Just over a year ago, the two-hospital BroMenn Healthcare System in Normal, Ill., was moving along with plans to construct a new, 79,000-square-foot patient tower at its main BroMenn Regional Medical Center campus. BroMenn boasted $185 million in annual revenues and a 62 percent market share in the Bloomington-Normal area of central Illinois, plus "A" bond ratings from Moody's and Standard & Poor's. Yet, when the global credit crisis hit and the capital markets seized up, even a low-risk would-be borrower like BroMenn couldn't get construction loans.
"In September , we were ready to go to the party, and there was no party," President and CEO Roger Hunt recalled last week at the 22nd annual Healthcare Facilities Symposium and Expo at Chicago's Navy Pier. "As of today, the party is yet to start." Around the same time as the credit fallout, BroMenn started merger talks with Oak Brook, Ill.-based Advocate Health Care, the largest provider organization in the state. That deal is on track to close at the end of 2009, but even with the greater access to capital such a merger promises, BroMenn still hasn't broken ground on its major project.

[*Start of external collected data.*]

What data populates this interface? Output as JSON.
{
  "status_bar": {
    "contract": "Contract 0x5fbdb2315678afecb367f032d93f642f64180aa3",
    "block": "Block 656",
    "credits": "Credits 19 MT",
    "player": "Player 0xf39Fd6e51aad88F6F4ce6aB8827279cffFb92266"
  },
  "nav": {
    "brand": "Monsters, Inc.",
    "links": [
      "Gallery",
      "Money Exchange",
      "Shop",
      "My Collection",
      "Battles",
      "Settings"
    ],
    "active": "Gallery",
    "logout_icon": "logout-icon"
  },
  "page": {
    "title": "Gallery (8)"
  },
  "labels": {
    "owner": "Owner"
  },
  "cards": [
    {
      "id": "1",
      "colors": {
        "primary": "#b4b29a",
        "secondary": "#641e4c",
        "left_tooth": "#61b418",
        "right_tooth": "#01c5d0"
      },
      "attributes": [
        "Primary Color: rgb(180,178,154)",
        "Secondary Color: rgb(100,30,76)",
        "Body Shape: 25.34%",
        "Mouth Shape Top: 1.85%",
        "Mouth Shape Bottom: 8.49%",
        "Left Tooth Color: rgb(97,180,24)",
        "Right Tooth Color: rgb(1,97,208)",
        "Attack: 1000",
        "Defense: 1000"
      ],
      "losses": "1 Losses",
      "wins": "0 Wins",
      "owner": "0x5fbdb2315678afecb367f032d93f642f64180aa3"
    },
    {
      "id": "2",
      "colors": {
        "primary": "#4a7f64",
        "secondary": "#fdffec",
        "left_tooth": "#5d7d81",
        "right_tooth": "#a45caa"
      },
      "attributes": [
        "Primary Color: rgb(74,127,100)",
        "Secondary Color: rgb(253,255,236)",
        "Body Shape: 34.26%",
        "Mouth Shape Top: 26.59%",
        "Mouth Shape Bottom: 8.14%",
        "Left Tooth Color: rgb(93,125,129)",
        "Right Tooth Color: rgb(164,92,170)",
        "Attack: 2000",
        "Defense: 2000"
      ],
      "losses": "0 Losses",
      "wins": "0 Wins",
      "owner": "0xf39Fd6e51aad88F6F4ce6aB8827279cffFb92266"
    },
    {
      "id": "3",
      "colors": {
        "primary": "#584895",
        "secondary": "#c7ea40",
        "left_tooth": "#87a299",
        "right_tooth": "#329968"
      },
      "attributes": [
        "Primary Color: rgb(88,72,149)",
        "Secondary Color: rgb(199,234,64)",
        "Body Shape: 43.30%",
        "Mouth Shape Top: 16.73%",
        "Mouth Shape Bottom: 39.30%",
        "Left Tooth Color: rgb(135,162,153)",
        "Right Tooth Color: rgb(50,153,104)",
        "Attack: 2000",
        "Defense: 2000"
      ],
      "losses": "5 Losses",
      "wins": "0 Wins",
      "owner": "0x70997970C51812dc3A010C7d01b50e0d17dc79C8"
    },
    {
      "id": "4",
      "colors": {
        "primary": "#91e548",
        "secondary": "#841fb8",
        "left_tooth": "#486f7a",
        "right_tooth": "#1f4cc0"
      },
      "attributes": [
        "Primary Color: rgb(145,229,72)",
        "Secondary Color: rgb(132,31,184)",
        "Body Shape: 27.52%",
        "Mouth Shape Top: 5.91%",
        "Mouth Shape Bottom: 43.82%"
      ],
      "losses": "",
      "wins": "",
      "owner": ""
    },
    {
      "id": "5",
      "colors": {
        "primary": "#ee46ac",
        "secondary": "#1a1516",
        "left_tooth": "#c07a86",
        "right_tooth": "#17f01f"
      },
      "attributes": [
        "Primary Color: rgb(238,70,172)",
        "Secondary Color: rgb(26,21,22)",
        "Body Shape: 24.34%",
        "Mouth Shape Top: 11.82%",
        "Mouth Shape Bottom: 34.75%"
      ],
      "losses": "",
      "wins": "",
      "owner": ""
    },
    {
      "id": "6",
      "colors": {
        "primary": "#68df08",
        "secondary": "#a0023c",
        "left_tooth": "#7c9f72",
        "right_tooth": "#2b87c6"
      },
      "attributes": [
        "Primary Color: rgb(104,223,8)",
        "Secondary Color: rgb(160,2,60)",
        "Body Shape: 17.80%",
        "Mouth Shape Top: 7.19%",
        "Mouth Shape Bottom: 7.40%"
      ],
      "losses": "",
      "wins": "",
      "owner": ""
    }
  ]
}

That's caused the system to change its strategy somewhat, and Hunt advises other organizations to take a similar, incremental approach to big construction plans. "Are there pieces of the project you can move forward on?" Hunt asked, somewhat rhetorically. Construction costs have dropped as builders compete for pieces of a shrinking pie. "There's opportunity to get good contracts on some of the early jobs and prep work," Hunt says. So, Illinois certificate of need in hand, BroMenn moved ahead with a modest expansion of an ambulatory surgery center while waiting for the credit markets to recover and the Advocate merger to go through.